Plantar fasciitis is a condition of the foot that results from the repetitive overstretching and irritation of the plantar tissue, a relatively stiff, fibrous material that connects the calcaneus (heel bone) to the ball of the foot. The term plantar fasciitis is often used interchangeably with another foot and heel condition, heel spurs, and while the two have a similar origin, they are not always the same ailment.
Plantar fasciitis occurs during athletic activity as a result of how the foot responds to the stresses of either walking or running. During either motion, movement begins with a pushing off from the pads at the ball of the foot and a lifting of the heel. The heel is connected to the calf muscles (the gastrocnemius and the soleus) through the Achilles tendon. If the lower leg structure is overly tight, the plantar cannot move easily and it becomes more rigid along its length. The repetitive nature of this tension imbalance between the calf muscles and the plantar is the most common cause of plantar fasciitis. The condition will often cause significant pain, which is chiefly experienced on the sole of the foot closest to the heel. In many cases, the pain is sufficiently acute to limit the training of an athlete, as full intensity running is not possible.
Other factors that may contribute to plantar fasciitis are poor support for the arch of the foot (combined with either high arches or low arches in the subject foot), inadequate cushioning in the footwear used for running on hard surfaces, a sudden increase in either training intensity or workloads, and being overweight. Each of these factors acts on the plantar structure in the same fashion as the lower leg muscle imbalance.
In as many as 70% of plantar fasciitis cases, heel spurs will develop on the affected foot. A heel spur is a deposit of bony material that accumulates on the surface of the heel; in most cases the heel spur is not the cause of pain in the affected foot.
Once the condition of plantar fasciitis has been determined, the person will often notice that the pain is more pronounced in the early morning than at any other time. This is due to the fact that, at night, the plantar tends to contract during sleep, and the tissue takes time, through movement and stretching, to become more pliable and less restricted.

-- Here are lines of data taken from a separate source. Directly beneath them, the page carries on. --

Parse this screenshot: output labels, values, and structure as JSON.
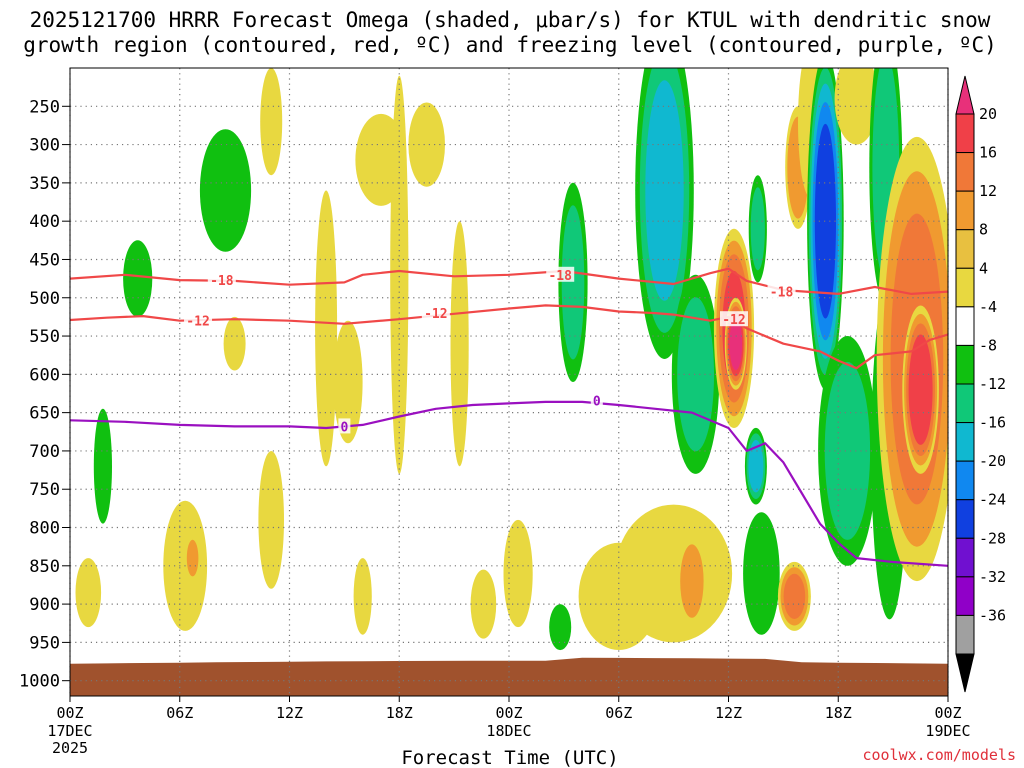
{
  "chart_data": {
    "type": "heatmap",
    "title_line1": "2025121700 HRRR Forecast Omega (shaded, μbar/s) for KTUL with dendritic snow",
    "title_line2": "growth region (contoured, red, ºC) and freezing level (contoured, purple, ºC)",
    "xlabel": "Forecast Time (UTC)",
    "ylabel": "",
    "credit": "coolwx.com/models",
    "x_hours": [
      0,
      6,
      12,
      18,
      24,
      30,
      36,
      42,
      48
    ],
    "x_tick_labels": [
      "00Z",
      "06Z",
      "12Z",
      "18Z",
      "00Z",
      "06Z",
      "12Z",
      "18Z",
      "00Z"
    ],
    "x_date_labels": [
      {
        "hour": 0,
        "lines": [
          "17DEC",
          "2025"
        ]
      },
      {
        "hour": 24,
        "lines": [
          "18DEC"
        ]
      },
      {
        "hour": 48,
        "lines": [
          "19DEC"
        ]
      }
    ],
    "y_levels": [
      250,
      300,
      350,
      400,
      450,
      500,
      550,
      600,
      650,
      700,
      750,
      800,
      850,
      900,
      950,
      1000
    ],
    "y_tick_labels": [
      "250",
      "300",
      "350",
      "400",
      "450",
      "500",
      "550",
      "600",
      "650",
      "700",
      "750",
      "800",
      "850",
      "900",
      "950",
      "1000"
    ],
    "y_range": [
      200,
      1020
    ],
    "colorbar": {
      "labels": [
        "20",
        "16",
        "12",
        "8",
        "4",
        "-4",
        "-8",
        "-12",
        "-16",
        "-20",
        "-24",
        "-28",
        "-32",
        "-36"
      ],
      "colors": [
        "#e8307a",
        "#f04048",
        "#f07838",
        "#f09a30",
        "#e8c040",
        "#e8d840",
        "#ffffff",
        "#10c010",
        "#10c878",
        "#10b8d0",
        "#1088f0",
        "#1040e0",
        "#7010d0",
        "#9000c8",
        "#a0a0a0",
        "#000000"
      ]
    },
    "omega_blobs": [
      {
        "t": 1.0,
        "p": 885,
        "dt": 0.7,
        "dp": 45,
        "v": 5
      },
      {
        "t": 1.8,
        "p": 720,
        "dt": 0.5,
        "dp": 75,
        "v": -6
      },
      {
        "t": 3.7,
        "p": 475,
        "dt": 0.8,
        "dp": 50,
        "v": -6
      },
      {
        "t": 6.3,
        "p": 850,
        "dt": 1.2,
        "dp": 85,
        "v": 5
      },
      {
        "t": 6.7,
        "p": 840,
        "dt": 0.4,
        "dp": 30,
        "v": 9
      },
      {
        "t": 8.5,
        "p": 360,
        "dt": 1.4,
        "dp": 80,
        "v": -6
      },
      {
        "t": 9.0,
        "p": 560,
        "dt": 0.6,
        "dp": 35,
        "v": 5
      },
      {
        "t": 11.0,
        "p": 270,
        "dt": 0.6,
        "dp": 70,
        "v": 5
      },
      {
        "t": 11.0,
        "p": 790,
        "dt": 0.7,
        "dp": 90,
        "v": 6
      },
      {
        "t": 14.0,
        "p": 540,
        "dt": 0.6,
        "dp": 180,
        "v": 5
      },
      {
        "t": 15.2,
        "p": 610,
        "dt": 0.8,
        "dp": 80,
        "v": 7
      },
      {
        "t": 16.0,
        "p": 890,
        "dt": 0.5,
        "dp": 50,
        "v": 5
      },
      {
        "t": 17.0,
        "p": 320,
        "dt": 1.4,
        "dp": 60,
        "v": 5
      },
      {
        "t": 18.0,
        "p": 470,
        "dt": 0.5,
        "dp": 260,
        "v": 5
      },
      {
        "t": 19.5,
        "p": 300,
        "dt": 1.0,
        "dp": 55,
        "v": 5
      },
      {
        "t": 21.3,
        "p": 560,
        "dt": 0.5,
        "dp": 160,
        "v": 5
      },
      {
        "t": 22.6,
        "p": 900,
        "dt": 0.7,
        "dp": 45,
        "v": 5
      },
      {
        "t": 24.5,
        "p": 860,
        "dt": 0.8,
        "dp": 70,
        "v": 5
      },
      {
        "t": 27.5,
        "p": 480,
        "dt": 0.8,
        "dp": 130,
        "v": -8
      },
      {
        "t": 26.8,
        "p": 930,
        "dt": 0.6,
        "dp": 30,
        "v": -6
      },
      {
        "t": 30.0,
        "p": 890,
        "dt": 2.2,
        "dp": 70,
        "v": 5
      },
      {
        "t": 32.5,
        "p": 360,
        "dt": 1.6,
        "dp": 220,
        "v": -12
      },
      {
        "t": 33.0,
        "p": 860,
        "dt": 3.2,
        "dp": 90,
        "v": 5
      },
      {
        "t": 34.0,
        "p": 870,
        "dt": 0.8,
        "dp": 60,
        "v": 9
      },
      {
        "t": 34.2,
        "p": 600,
        "dt": 1.3,
        "dp": 130,
        "v": -8
      },
      {
        "t": 36.3,
        "p": 540,
        "dt": 1.1,
        "dp": 130,
        "v": 16
      },
      {
        "t": 36.4,
        "p": 560,
        "dt": 0.6,
        "dp": 60,
        "v": 22
      },
      {
        "t": 37.6,
        "p": 410,
        "dt": 0.5,
        "dp": 70,
        "v": -8
      },
      {
        "t": 37.5,
        "p": 720,
        "dt": 0.6,
        "dp": 50,
        "v": -13
      },
      {
        "t": 37.8,
        "p": 860,
        "dt": 1.0,
        "dp": 80,
        "v": -7
      },
      {
        "t": 39.8,
        "p": 330,
        "dt": 0.7,
        "dp": 80,
        "v": 11
      },
      {
        "t": 39.6,
        "p": 890,
        "dt": 0.9,
        "dp": 45,
        "v": 12
      },
      {
        "t": 40.5,
        "p": 270,
        "dt": 0.7,
        "dp": 100,
        "v": 5
      },
      {
        "t": 41.3,
        "p": 400,
        "dt": 1.0,
        "dp": 220,
        "v": -22
      },
      {
        "t": 42.5,
        "p": 700,
        "dt": 1.6,
        "dp": 150,
        "v": -8
      },
      {
        "t": 43.0,
        "p": 240,
        "dt": 1.2,
        "dp": 60,
        "v": 5
      },
      {
        "t": 44.6,
        "p": 330,
        "dt": 0.9,
        "dp": 180,
        "v": -10
      },
      {
        "t": 44.8,
        "p": 700,
        "dt": 1.0,
        "dp": 220,
        "v": -7
      },
      {
        "t": 46.3,
        "p": 580,
        "dt": 2.2,
        "dp": 290,
        "v": 12
      },
      {
        "t": 46.5,
        "p": 620,
        "dt": 1.0,
        "dp": 110,
        "v": 19
      }
    ],
    "contours": [
      {
        "label": "-18",
        "color": "#f04848",
        "points": [
          [
            0,
            475
          ],
          [
            3,
            470
          ],
          [
            6,
            477
          ],
          [
            9,
            478
          ],
          [
            12,
            483
          ],
          [
            15,
            480
          ],
          [
            16,
            470
          ],
          [
            18,
            465
          ],
          [
            21,
            472
          ],
          [
            24,
            470
          ],
          [
            27,
            465
          ],
          [
            30,
            475
          ],
          [
            33,
            482
          ],
          [
            35,
            468
          ],
          [
            36,
            462
          ],
          [
            37,
            478
          ],
          [
            39,
            490
          ],
          [
            42,
            495
          ],
          [
            44,
            486
          ],
          [
            46,
            495
          ],
          [
            48,
            492
          ]
        ]
      },
      {
        "label": "-12",
        "color": "#f04848",
        "points": [
          [
            0,
            529
          ],
          [
            2,
            526
          ],
          [
            4,
            524
          ],
          [
            6,
            530
          ],
          [
            9,
            528
          ],
          [
            12,
            530
          ],
          [
            15,
            534
          ],
          [
            18,
            528
          ],
          [
            21,
            521
          ],
          [
            24,
            514
          ],
          [
            26,
            510
          ],
          [
            28,
            512
          ],
          [
            30,
            518
          ],
          [
            32,
            520
          ],
          [
            33,
            522
          ],
          [
            35,
            530
          ],
          [
            36,
            525
          ],
          [
            37,
            540
          ],
          [
            39,
            560
          ],
          [
            41,
            570
          ],
          [
            42,
            582
          ],
          [
            43,
            592
          ],
          [
            44,
            575
          ],
          [
            46,
            570
          ],
          [
            47,
            555
          ],
          [
            48,
            548
          ]
        ]
      },
      {
        "label": "0",
        "color": "#9a10c0",
        "points": [
          [
            0,
            660
          ],
          [
            3,
            662
          ],
          [
            6,
            666
          ],
          [
            9,
            668
          ],
          [
            12,
            668
          ],
          [
            14,
            670
          ],
          [
            16,
            666
          ],
          [
            18,
            655
          ],
          [
            20,
            645
          ],
          [
            22,
            640
          ],
          [
            24,
            638
          ],
          [
            26,
            636
          ],
          [
            28,
            636
          ],
          [
            30,
            640
          ],
          [
            32,
            645
          ],
          [
            34,
            650
          ],
          [
            36,
            670
          ],
          [
            37,
            700
          ],
          [
            38,
            690
          ],
          [
            39,
            715
          ],
          [
            40,
            755
          ],
          [
            41,
            795
          ],
          [
            42,
            820
          ],
          [
            43,
            840
          ],
          [
            45,
            845
          ],
          [
            48,
            850
          ]
        ]
      }
    ],
    "contour_label_positions": [
      {
        "label": "-18",
        "t": 8.3,
        "p": 477
      },
      {
        "label": "-18",
        "t": 26.8,
        "p": 470
      },
      {
        "label": "-18",
        "t": 38.9,
        "p": 492
      },
      {
        "label": "-12",
        "t": 7.0,
        "p": 530
      },
      {
        "label": "-12",
        "t": 20.0,
        "p": 520
      },
      {
        "label": "-12",
        "t": 36.3,
        "p": 528
      },
      {
        "label": "0",
        "t": 15.0,
        "p": 668
      },
      {
        "label": "0",
        "t": 28.8,
        "p": 634
      }
    ]
  }
}
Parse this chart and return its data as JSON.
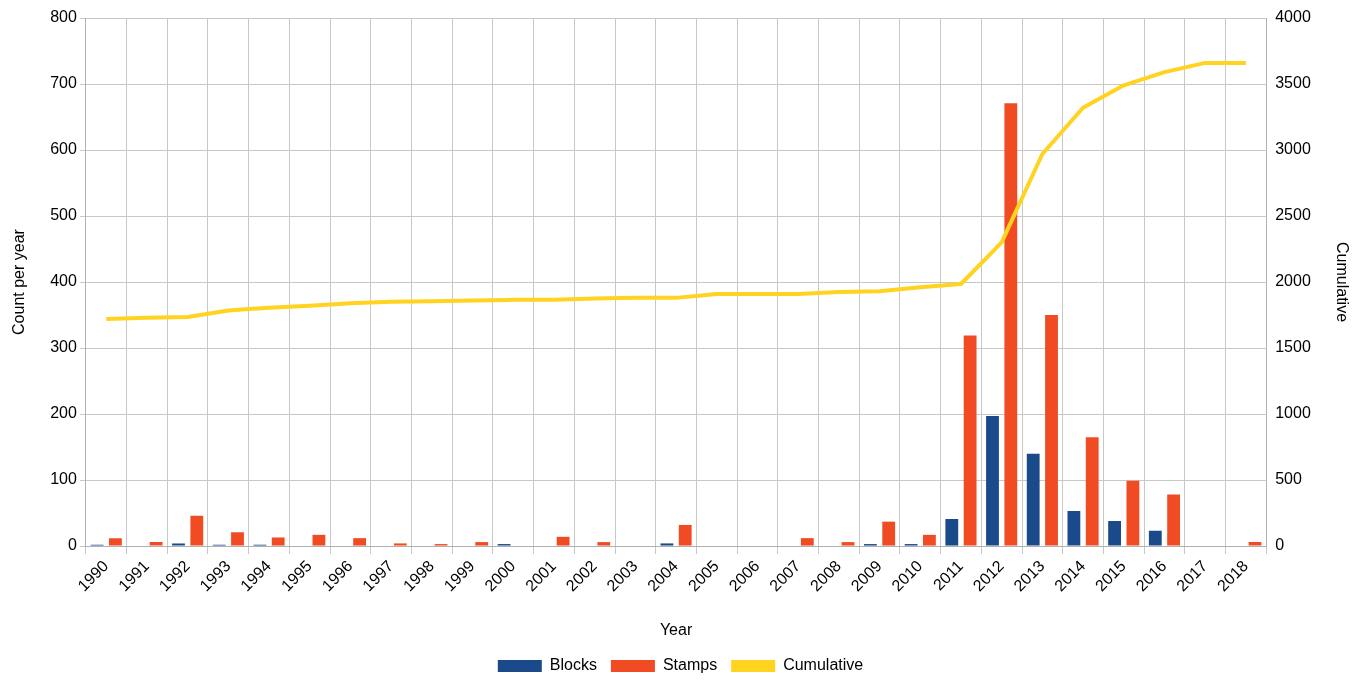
{
  "chart_data": {
    "type": "bar",
    "xlabel": "Year",
    "ylabel": "Count per year",
    "y2label": "Cumulative",
    "categories": [
      "1990",
      "1991",
      "1992",
      "1993",
      "1994",
      "1995",
      "1996",
      "1997",
      "1998",
      "1999",
      "2000",
      "2001",
      "2002",
      "2003",
      "2004",
      "2005",
      "2006",
      "2007",
      "2008",
      "2009",
      "2010",
      "2011",
      "2012",
      "2013",
      "2014",
      "2015",
      "2016",
      "2017",
      "2018"
    ],
    "series": [
      {
        "name": "Blocks",
        "color": "#1a4a8a",
        "values": [
          2,
          0,
          4,
          2,
          2,
          null,
          null,
          0,
          0,
          null,
          3,
          0,
          0,
          0,
          4,
          0,
          0,
          0,
          0,
          3,
          3,
          41,
          197,
          140,
          53,
          38,
          23,
          0,
          null
        ]
      },
      {
        "name": "Stamps",
        "color": "#f04b23",
        "values": [
          12,
          6,
          46,
          21,
          13,
          17,
          12,
          4,
          3,
          6,
          0,
          14,
          6,
          0,
          32,
          0,
          0,
          12,
          6,
          37,
          17,
          319,
          671,
          350,
          165,
          99,
          78,
          0,
          6
        ]
      },
      {
        "name": "Cumulative",
        "type": "line",
        "axis": "y2",
        "color": "#ffd320",
        "values": [
          1720,
          1730,
          1735,
          1785,
          1805,
          1820,
          1840,
          1850,
          1855,
          1860,
          1865,
          1865,
          1875,
          1880,
          1880,
          1910,
          1910,
          1910,
          1925,
          1930,
          1960,
          1985,
          2300,
          2970,
          3320,
          3490,
          3590,
          3660,
          3660
        ]
      }
    ],
    "ylim": [
      0,
      800
    ],
    "yticks": [
      0,
      100,
      200,
      300,
      400,
      500,
      600,
      700,
      800
    ],
    "y2lim": [
      0,
      4000
    ],
    "y2ticks": [
      0,
      500,
      1000,
      1500,
      2000,
      2500,
      3000,
      3500,
      4000
    ],
    "grid": true,
    "legend": "bottom",
    "marker": "none"
  }
}
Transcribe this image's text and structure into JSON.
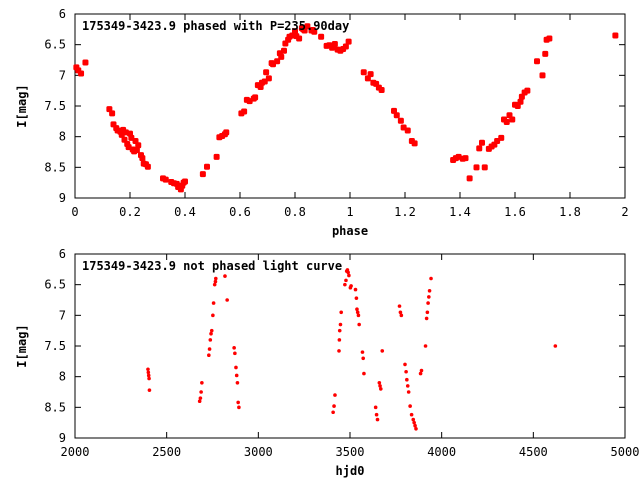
{
  "chart_data": [
    {
      "type": "scatter",
      "title": "175349-3423.9 phased with P=235.90day",
      "xlabel": "phase",
      "ylabel": "I[mag]",
      "xlim": [
        0,
        2
      ],
      "ylim": [
        6,
        9
      ],
      "y_inverted": true,
      "xticks": [
        0,
        0.2,
        0.4,
        0.6,
        0.8,
        1,
        1.2,
        1.4,
        1.6,
        1.8,
        2
      ],
      "yticks": [
        6,
        6.5,
        7,
        7.5,
        8,
        8.5,
        9
      ],
      "xtick_labels": [
        "0",
        "0.2",
        "0.4",
        "0.6",
        "0.8",
        "1",
        "1.2",
        "1.4",
        "1.6",
        "1.8",
        "2"
      ],
      "ytick_labels": [
        "6",
        "6.5",
        "7",
        "7.5",
        "8",
        "8.5",
        "9"
      ],
      "marker_color": "#ff0000",
      "series": [
        {
          "points": [
            [
              0.005,
              6.87
            ],
            [
              0.012,
              6.92
            ],
            [
              0.022,
              6.97
            ],
            [
              0.038,
              6.79
            ],
            [
              0.125,
              7.55
            ],
            [
              0.135,
              7.62
            ],
            [
              0.14,
              7.8
            ],
            [
              0.15,
              7.86
            ],
            [
              0.155,
              7.9
            ],
            [
              0.165,
              7.92
            ],
            [
              0.17,
              7.97
            ],
            [
              0.175,
              7.89
            ],
            [
              0.18,
              8.05
            ],
            [
              0.185,
              7.93
            ],
            [
              0.19,
              8.12
            ],
            [
              0.195,
              8.17
            ],
            [
              0.2,
              7.95
            ],
            [
              0.205,
              8.02
            ],
            [
              0.21,
              8.21
            ],
            [
              0.215,
              8.24
            ],
            [
              0.22,
              8.07
            ],
            [
              0.225,
              8.22
            ],
            [
              0.23,
              8.14
            ],
            [
              0.24,
              8.3
            ],
            [
              0.245,
              8.35
            ],
            [
              0.25,
              8.44
            ],
            [
              0.258,
              8.45
            ],
            [
              0.265,
              8.49
            ],
            [
              0.32,
              8.68
            ],
            [
              0.33,
              8.7
            ],
            [
              0.35,
              8.74
            ],
            [
              0.36,
              8.76
            ],
            [
              0.37,
              8.77
            ],
            [
              0.375,
              8.82
            ],
            [
              0.38,
              8.8
            ],
            [
              0.385,
              8.86
            ],
            [
              0.39,
              8.8
            ],
            [
              0.395,
              8.75
            ],
            [
              0.4,
              8.73
            ],
            [
              0.465,
              8.61
            ],
            [
              0.48,
              8.49
            ],
            [
              0.515,
              8.33
            ],
            [
              0.525,
              8.01
            ],
            [
              0.535,
              7.99
            ],
            [
              0.545,
              7.96
            ],
            [
              0.55,
              7.93
            ],
            [
              0.605,
              7.62
            ],
            [
              0.615,
              7.59
            ],
            [
              0.625,
              7.4
            ],
            [
              0.635,
              7.42
            ],
            [
              0.65,
              7.38
            ],
            [
              0.655,
              7.36
            ],
            [
              0.665,
              7.16
            ],
            [
              0.675,
              7.19
            ],
            [
              0.68,
              7.12
            ],
            [
              0.69,
              7.1
            ],
            [
              0.695,
              6.95
            ],
            [
              0.705,
              7.05
            ],
            [
              0.715,
              6.8
            ],
            [
              0.72,
              6.82
            ],
            [
              0.735,
              6.77
            ],
            [
              0.745,
              6.64
            ],
            [
              0.75,
              6.7
            ],
            [
              0.76,
              6.6
            ],
            [
              0.765,
              6.48
            ],
            [
              0.775,
              6.42
            ],
            [
              0.78,
              6.37
            ],
            [
              0.79,
              6.35
            ],
            [
              0.8,
              6.28
            ],
            [
              0.805,
              6.36
            ],
            [
              0.815,
              6.4
            ],
            [
              0.825,
              6.23
            ],
            [
              0.83,
              6.25
            ],
            [
              0.835,
              6.27
            ],
            [
              0.845,
              6.2
            ],
            [
              0.86,
              6.27
            ],
            [
              0.865,
              6.26
            ],
            [
              0.87,
              6.29
            ],
            [
              0.895,
              6.37
            ],
            [
              0.915,
              6.52
            ],
            [
              0.925,
              6.51
            ],
            [
              0.935,
              6.55
            ],
            [
              0.945,
              6.49
            ],
            [
              0.955,
              6.58
            ],
            [
              0.965,
              6.6
            ],
            [
              0.975,
              6.57
            ],
            [
              0.985,
              6.53
            ],
            [
              0.995,
              6.45
            ],
            [
              1.05,
              6.95
            ],
            [
              1.065,
              7.05
            ],
            [
              1.075,
              6.98
            ],
            [
              1.085,
              7.12
            ],
            [
              1.095,
              7.14
            ],
            [
              1.105,
              7.2
            ],
            [
              1.115,
              7.24
            ],
            [
              1.16,
              7.58
            ],
            [
              1.17,
              7.65
            ],
            [
              1.185,
              7.74
            ],
            [
              1.195,
              7.85
            ],
            [
              1.21,
              7.9
            ],
            [
              1.225,
              8.07
            ],
            [
              1.235,
              8.11
            ],
            [
              1.375,
              8.38
            ],
            [
              1.385,
              8.35
            ],
            [
              1.395,
              8.33
            ],
            [
              1.41,
              8.36
            ],
            [
              1.42,
              8.35
            ],
            [
              1.435,
              8.68
            ],
            [
              1.46,
              8.5
            ],
            [
              1.47,
              8.19
            ],
            [
              1.48,
              8.1
            ],
            [
              1.49,
              8.5
            ],
            [
              1.505,
              8.2
            ],
            [
              1.515,
              8.16
            ],
            [
              1.525,
              8.13
            ],
            [
              1.535,
              8.07
            ],
            [
              1.55,
              8.02
            ],
            [
              1.56,
              7.72
            ],
            [
              1.57,
              7.76
            ],
            [
              1.58,
              7.65
            ],
            [
              1.59,
              7.72
            ],
            [
              1.6,
              7.48
            ],
            [
              1.61,
              7.5
            ],
            [
              1.62,
              7.43
            ],
            [
              1.625,
              7.35
            ],
            [
              1.635,
              7.28
            ],
            [
              1.645,
              7.25
            ],
            [
              1.68,
              6.77
            ],
            [
              1.7,
              7.0
            ],
            [
              1.71,
              6.65
            ],
            [
              1.715,
              6.42
            ],
            [
              1.725,
              6.4
            ],
            [
              1.965,
              6.35
            ]
          ]
        }
      ]
    },
    {
      "type": "scatter",
      "title": "175349-3423.9 not phased light curve",
      "xlabel": "hjd0",
      "ylabel": "I[mag]",
      "xlim": [
        2000,
        5000
      ],
      "ylim": [
        6,
        9
      ],
      "y_inverted": true,
      "xticks": [
        2000,
        2500,
        3000,
        3500,
        4000,
        4500,
        5000
      ],
      "yticks": [
        6,
        6.5,
        7,
        7.5,
        8,
        8.5,
        9
      ],
      "xtick_labels": [
        "2000",
        "2500",
        "3000",
        "3500",
        "4000",
        "4500",
        "5000"
      ],
      "ytick_labels": [
        "6",
        "6.5",
        "7",
        "7.5",
        "8",
        "8.5",
        "9"
      ],
      "marker_color": "#ff0000",
      "series": [
        {
          "points": [
            [
              2398,
              7.88
            ],
            [
              2400,
              7.93
            ],
            [
              2402,
              7.98
            ],
            [
              2404,
              8.03
            ],
            [
              2406,
              8.22
            ],
            [
              2680,
              8.4
            ],
            [
              2684,
              8.35
            ],
            [
              2688,
              8.25
            ],
            [
              2692,
              8.1
            ],
            [
              2730,
              7.65
            ],
            [
              2734,
              7.55
            ],
            [
              2738,
              7.4
            ],
            [
              2742,
              7.3
            ],
            [
              2746,
              7.25
            ],
            [
              2752,
              7.0
            ],
            [
              2756,
              6.8
            ],
            [
              2762,
              6.5
            ],
            [
              2766,
              6.45
            ],
            [
              2768,
              6.4
            ],
            [
              2818,
              6.36
            ],
            [
              2830,
              6.75
            ],
            [
              2868,
              7.53
            ],
            [
              2872,
              7.62
            ],
            [
              2878,
              7.85
            ],
            [
              2882,
              7.98
            ],
            [
              2886,
              8.1
            ],
            [
              2890,
              8.42
            ],
            [
              2894,
              8.5
            ],
            [
              3408,
              8.58
            ],
            [
              3413,
              8.48
            ],
            [
              3418,
              8.3
            ],
            [
              3440,
              7.58
            ],
            [
              3442,
              7.4
            ],
            [
              3444,
              7.25
            ],
            [
              3448,
              7.15
            ],
            [
              3452,
              6.95
            ],
            [
              3472,
              6.5
            ],
            [
              3478,
              6.43
            ],
            [
              3482,
              6.28
            ],
            [
              3486,
              6.26
            ],
            [
              3490,
              6.3
            ],
            [
              3494,
              6.35
            ],
            [
              3502,
              6.55
            ],
            [
              3506,
              6.52
            ],
            [
              3530,
              6.58
            ],
            [
              3535,
              6.72
            ],
            [
              3538,
              6.9
            ],
            [
              3542,
              6.95
            ],
            [
              3546,
              7.0
            ],
            [
              3550,
              7.15
            ],
            [
              3568,
              7.6
            ],
            [
              3572,
              7.7
            ],
            [
              3576,
              7.95
            ],
            [
              3640,
              8.5
            ],
            [
              3645,
              8.62
            ],
            [
              3650,
              8.7
            ],
            [
              3660,
              8.1
            ],
            [
              3664,
              8.15
            ],
            [
              3668,
              8.2
            ],
            [
              3676,
              7.58
            ],
            [
              3770,
              6.85
            ],
            [
              3775,
              6.95
            ],
            [
              3780,
              7.0
            ],
            [
              3800,
              7.8
            ],
            [
              3806,
              7.92
            ],
            [
              3810,
              8.05
            ],
            [
              3815,
              8.15
            ],
            [
              3820,
              8.25
            ],
            [
              3828,
              8.48
            ],
            [
              3836,
              8.62
            ],
            [
              3845,
              8.7
            ],
            [
              3850,
              8.75
            ],
            [
              3855,
              8.8
            ],
            [
              3860,
              8.85
            ],
            [
              3885,
              7.95
            ],
            [
              3890,
              7.9
            ],
            [
              3912,
              7.5
            ],
            [
              3918,
              7.05
            ],
            [
              3922,
              6.95
            ],
            [
              3926,
              6.8
            ],
            [
              3930,
              6.7
            ],
            [
              3934,
              6.6
            ],
            [
              3942,
              6.4
            ],
            [
              4620,
              7.5
            ]
          ]
        }
      ]
    }
  ]
}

The most effective manner of dealing with plantar fasciitis is a modified version of the RICE (rest/ice/compression/elevation) treatment. The first and most important component in the treatment of plantar fasciitis is to rest from the activities that have contributed to its formation. Runners and other athletes for whom the striking of a surface with their foot is the essence of their training often cross train through swimming, a sport that does not aggravate the plantar tissue, until the condition has resolved itself. Ice on the affected area will assist in management of the condition, and should be applied as soon as there is pain, with the icing repeated up to eight times per day, for a maximum of approximately 15 minutes per session (the ice pack should be applied so that the skin is not at any risk of freezing, but the pack should be cold enough to promote the reduction of swelling and to reduce the risk of scar tissue formation.
As plantar fasciitis is commonly caused by calf muscles that are too tight, a daily stretching program involving those muscle, the Achilles tendon, and the foot is an excellent rehabilitative and preventive step. Also, pressure, or compression, by applying athletic tape or compression bandages over the affected area provides both support for the plantar tissue but also assists in keeping the foot stable through movement. The application of pressure will also combat any lingering tightness present in the calf muscles that tends to counter the rehabilitation of the plantar. The foot and heel can be taped so as to provide one contiguous support structure.
There are measures to be taken once the plantar fasciitis has been controlled. In some cases, an investigation of how the person's foot moves during athletic activity will suggest that either an arch support or an orthotic be crafted to stabilize the motion of the foot when it strikes the ground. Only in the rarest of circumstances will surgery be recommended to correct plantar fasciitis. This procedure involves making an incision into the plantar tissue, with a goal of making the plantar less rigid; such procedures are not a guarantee of improved, pain-free motion.